By: Pavan Kumar Vijay
The wait is finally over. On June 1, 2016, the ministry of corporate affairs notified the constitution of the National Company Law Tribunal (NCLT) and National Company Law Appellate Tribunal (NCLAT).
The journey of the new corporate forum has been full of hustle and bustle. It was first introduced in the Companies (Amendment) Act, 2002, to adjudicate all matters culminating from the Companies Act, 1956, and vesting the powers exercised by the Company Law Board and High Courts to the NCLT and NCLAT.
The same was challenged, on the Constitutional validity, by the Madras Bar Association before the Madras High Court, and later before the Supreme Court in the Union of India versus R Gandhi, president, Madras Bar Association case (2010). The Constitution Bench in the Union of India supra gave its approval insofar as Constitutional validity of the NCLT and NCLAT was concerned with certain modifications or corrections. Although the verdict came in 2010—upholding the creation of the NCLT and NCLAT—these two bodies could not be constituted and made functional immediately thereafter, and the matter got stuck in imbroglio of one kind or the other.

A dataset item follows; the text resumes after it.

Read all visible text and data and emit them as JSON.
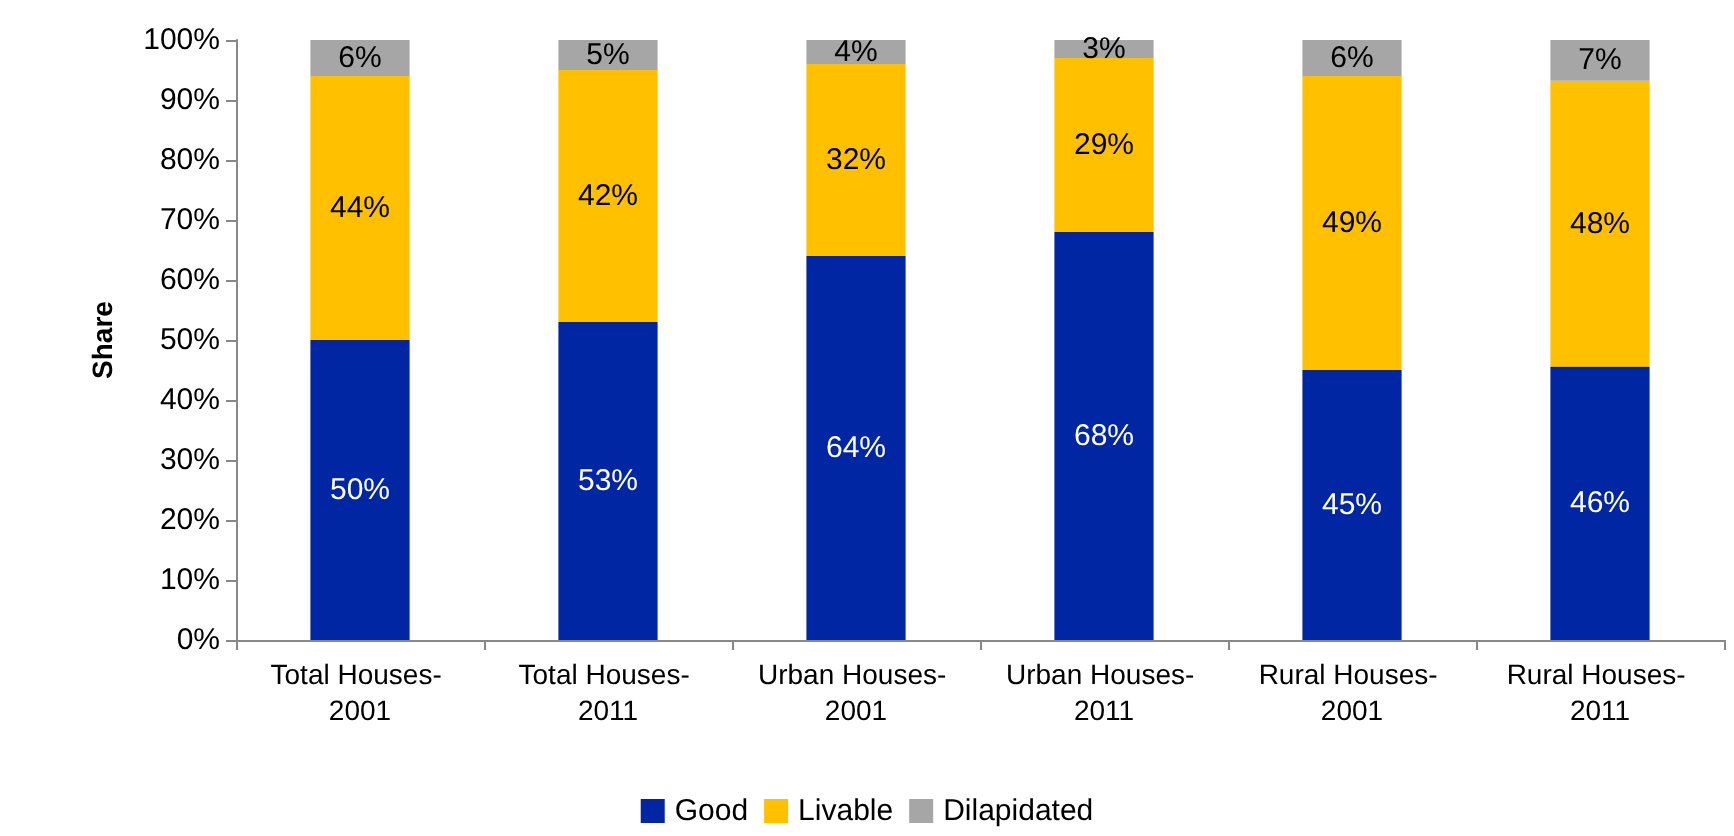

Then, in 2013, Parliament passed a new company law in the form of Indian Companies Act, 2013, which replaced the earlier Act of 1956. In this Act, substantive provisions have been made again with regard to the establishment of the NCLT and NCLAT. Moreover, the power and jurisdiction of the Board of Industrial and Financial Reconstruction (BIFR) and the Appellate Authority for Industrial and Financial Reconstruction (AIFR) are to be merged into the NCLT and NCLAT.
However, another twist in the tale occurred when a new writ petition, Madras Bar Association versus Union of India, and another Writ Petition (C) No 1072 of 2013, on the same lines, was filed by the same party, assailing the Act, stating that findings and direction issued in the 2010 judgment were not followed in the new Act. The verdict came in May 2015, wherein the Constitution Bench upheld the validity of the NCLT and NCLAT, with some modifications in the qualifications of the technical member, and paved the way for the establishment of the NCLT and NCLAT under the provisions of the Companies Act, 2013.
Now, the ministry of corporate affairs has issued notifications, giving effect to the constitution of both the NCLT and NCLAT and 44 provisions wherein the NCLT has been vested with substantial powers, including power to adjudicate matters pertaining to mismanagement and oppression, class action suit, inspection, inquiry and investigation, and compounding of offences, etc. A class action suit—in which a large group of people collectively bringing a claim to court—is new for the Indian ecosystem, even though it is very popular in the US, the UK, Singapore and some European countries.
Further, all the pending cases with the Company Law Board stand transferred, from the date of notification, to the NCLT. In addition to that, provisions relating to appeal from the order of the NCLT to the NCLAT have been issued. In simple words, provisions relating to merger and amalgamation, reduction of share capital and sick companies would be gradually transferred to the NCLT after consultation with the chairperson.
Before the aforesaid notifications, there were only four benches of the Company Law Board, with three members—one technical and two judicial—and a chairperson.
According to the new constitution, initially there will be 11 benches of the NCLT—two at New Delhi and one each at Ahmedabad, Allahabad, Bangalore, Chandigarh, Chennai, Guwahati, Hyderabad, Kolkata and Mumbai—while the location for the NCLAT is yet to be notified. According to media reports, it may be at New Delhi, headed by SJ Mukhopadhaya, the retired judge of the Supreme Court of India. The NCLT could be headed by MM Kumar, the retired Chief Justice of the High Court of Jammu and Kashmir, who is currently the chairman of the Company Law Board.
The NCLT and NCLAT will be consolidated bodies which would adjudicate and decide all issues relating to companies in India, including, but not limited to, insolvency and bankruptcy, and cases pending before the various benches of the Company Law Board, BIFR, Debt Recovery Tribunal, all the company courts, AIFR and Debt Recovery Appellate Tribunal. The NCLT will also help in faster implementation of the bankruptcy code passed by Parliament last month; the NCLT is the adjudicating authority while the NCLAT is the appellate authority. Although the move to consolidate all proceedings relating to companies in India under the NCLT and NCLAT is an ambitious one, it is also much welcome by the industries.